Inmitten der Sciencefiction-Krise liegt auch das «Star Trek»-Franchise seit 2004 im TV brach. Im gleichen Jahr entstand allerdings «Star Trek: Phase II», das die Originalserie vollenden soll. Mehr als nur ein einfaches Fan-Projekt.
Das Sciencefiction-Genre hat im US-amerikanischen Fernsehen einen so schweren Stand wie seit langem nicht mehr. Zwar sind auch für die im Herbst beginnende TV-Saison 2011/12 wieder einige phantastische Stoffe bestellt worden, diese sind jedoch eher im Bereich der Fantasy anzusiedeln. Zwei Serien - «Grimm» und «Once Upon a Time» - bedienen sich Märchenmotiven, FOX' Prestigeprojekt «Terra Nova» bringt die Dinosaurier zurück auf den Fernsehschirm und wieviel Genre-Elemente die neue J.J.-Abrams-Serie «Alcatraz» und das «Inception»-inspirierte «Awake» letztendlich überhaupt enthalten, bleibt abzuwarten.

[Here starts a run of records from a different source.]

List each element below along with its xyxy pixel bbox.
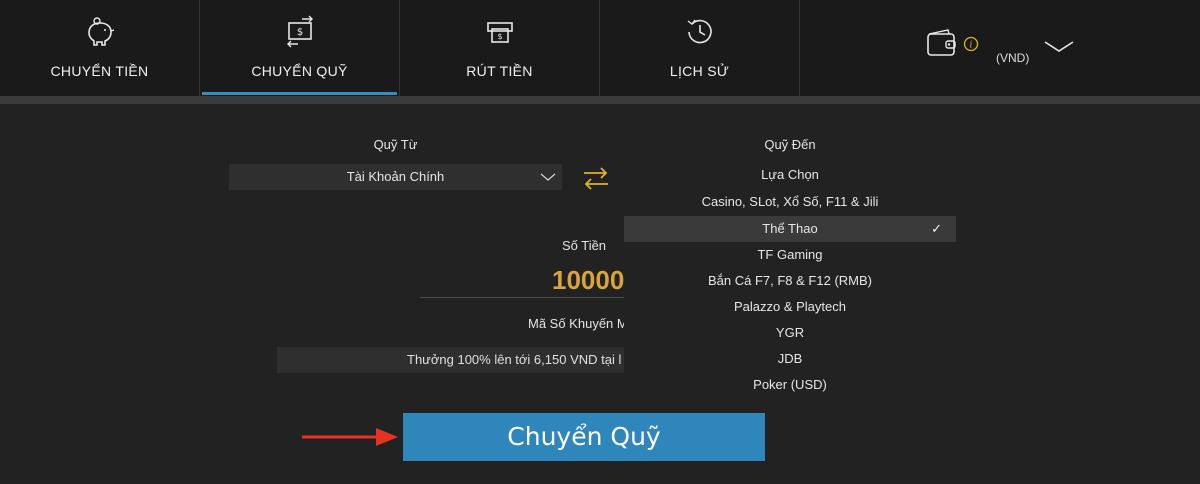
tab-label: CHUYỂN QUỸ (251, 63, 348, 79)
amount-input[interactable]: 10000 (420, 262, 624, 298)
option-label: Bắn Cá F7, F8 & F12 (RMB) (708, 273, 872, 288)
checkmark-icon: ✓ (931, 221, 942, 236)
from-label: Quỹ Từ (373, 137, 418, 152)
amount-value: 10000 (552, 265, 625, 295)
wallet-currency: (VND) (996, 51, 1030, 65)
red-arrow-annotation (302, 428, 398, 446)
tab-label: CHUYỂN TIỀN (50, 63, 149, 79)
dropdown-option[interactable]: Casino, SLot, Xổ Số, F11 & Jili (624, 189, 956, 215)
history-clock-icon (687, 19, 712, 44)
dropdown-option[interactable]: Bắn Cá F7, F8 & F12 (RMB) (624, 268, 956, 294)
option-label: TF Gaming (757, 247, 823, 262)
dropdown-option[interactable]: Lựa Chọn (624, 162, 956, 188)
svg-text:i: i (970, 41, 973, 51)
chevron-down-icon (540, 173, 556, 181)
tab-rut-tien[interactable]: $ RÚT TIỀN (400, 0, 600, 96)
wallet-panel[interactable]: i (VND) (800, 0, 1200, 96)
wallet-icon (927, 29, 956, 56)
swap-arrows-icon[interactable] (582, 164, 610, 192)
piggy-bank-icon (87, 17, 114, 46)
svg-text:$: $ (296, 27, 302, 38)
dropdown-option[interactable]: Poker (USD) (624, 372, 956, 398)
cash-withdraw-icon: $ (486, 22, 513, 43)
option-label: Casino, SLot, Xổ Số, F11 & Jili (701, 194, 879, 209)
chevron-down-icon[interactable] (1044, 40, 1074, 54)
dropdown-option[interactable]: JDB (624, 346, 956, 372)
option-label: YGR (775, 325, 805, 340)
money-transfer-icon: $ (286, 15, 313, 48)
option-label: Lựa Chọn (761, 167, 819, 182)
transfer-fund-button[interactable]: Chuyển Quỹ (403, 413, 765, 461)
option-label: Palazzo & Playtech (733, 299, 846, 314)
from-fund-select[interactable]: Tài Khoản Chính (229, 164, 562, 190)
to-fund-dropdown: Lựa Chọn Casino, SLot, Xổ Số, F11 & Jili… (624, 162, 956, 400)
dropdown-option[interactable]: Palazzo & Playtech (624, 294, 956, 320)
nav-divider-bar (0, 96, 1200, 104)
option-label: JDB (777, 351, 803, 366)
info-icon[interactable]: i (963, 36, 979, 52)
from-fund-value: Tài Khoản Chính (346, 169, 445, 184)
amount-label: Số Tiền (561, 238, 607, 253)
promo-code-select[interactable]: Thưởng 100% lên tới 6,150 VND tại l (277, 347, 624, 373)
svg-text:$: $ (497, 32, 502, 41)
option-label: Thể Thao (762, 221, 818, 236)
dropdown-option-selected[interactable]: Thể Thao ✓ (624, 216, 956, 242)
dropdown-option[interactable]: TF Gaming (624, 242, 956, 268)
top-nav: CHUYỂN TIỀN $ CHUYỂN QUỸ $ RÚT TIỀN LỊCH… (0, 0, 1200, 96)
tab-label: RÚT TIỀN (466, 63, 533, 79)
promo-value: Thưởng 100% lên tới 6,150 VND tại l (407, 352, 622, 367)
tab-lich-su[interactable]: LỊCH SỬ (600, 0, 800, 96)
promo-label: Mã Số Khuyến M (528, 316, 628, 331)
option-label: Poker (USD) (753, 377, 827, 392)
to-label: Quỹ Đến (764, 137, 816, 152)
tab-label: LỊCH SỬ (669, 63, 730, 79)
tab-chuyen-quy[interactable]: $ CHUYỂN QUỸ (200, 0, 400, 96)
dropdown-option[interactable]: YGR (624, 320, 956, 346)
tab-chuyen-tien[interactable]: CHUYỂN TIỀN (0, 0, 200, 96)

Die klassische Space Opera, meist angesiedelt auf einem interstellaren Raumschiff, das quer durch das Weltall kreuzt, fand in den letzten Jahren ohnehin nur noch auf Spartensendern statt. Damit ist seit diesem Jahr jedoch auch Schluss. Mit «Stargate: Universe», dem dritten Serienableger des Roland-Emmerich-Films von 1994, fuhr der Sender Syfy das «Stargate»-Franchise regelrecht gegen die Wand – im selben Jahr, in dem man sich vom alten Sendernamen SciFi Channel verabschiedet hatte. Auch «Caprica», die jüngste Serie des «Battlestar Galactica»-Franchises wurde eingestellt. In der Zukunft setzt Syfy in erster Linie auf Krimi-Derivate im Mystery-Milieu á la «Warehouse 13».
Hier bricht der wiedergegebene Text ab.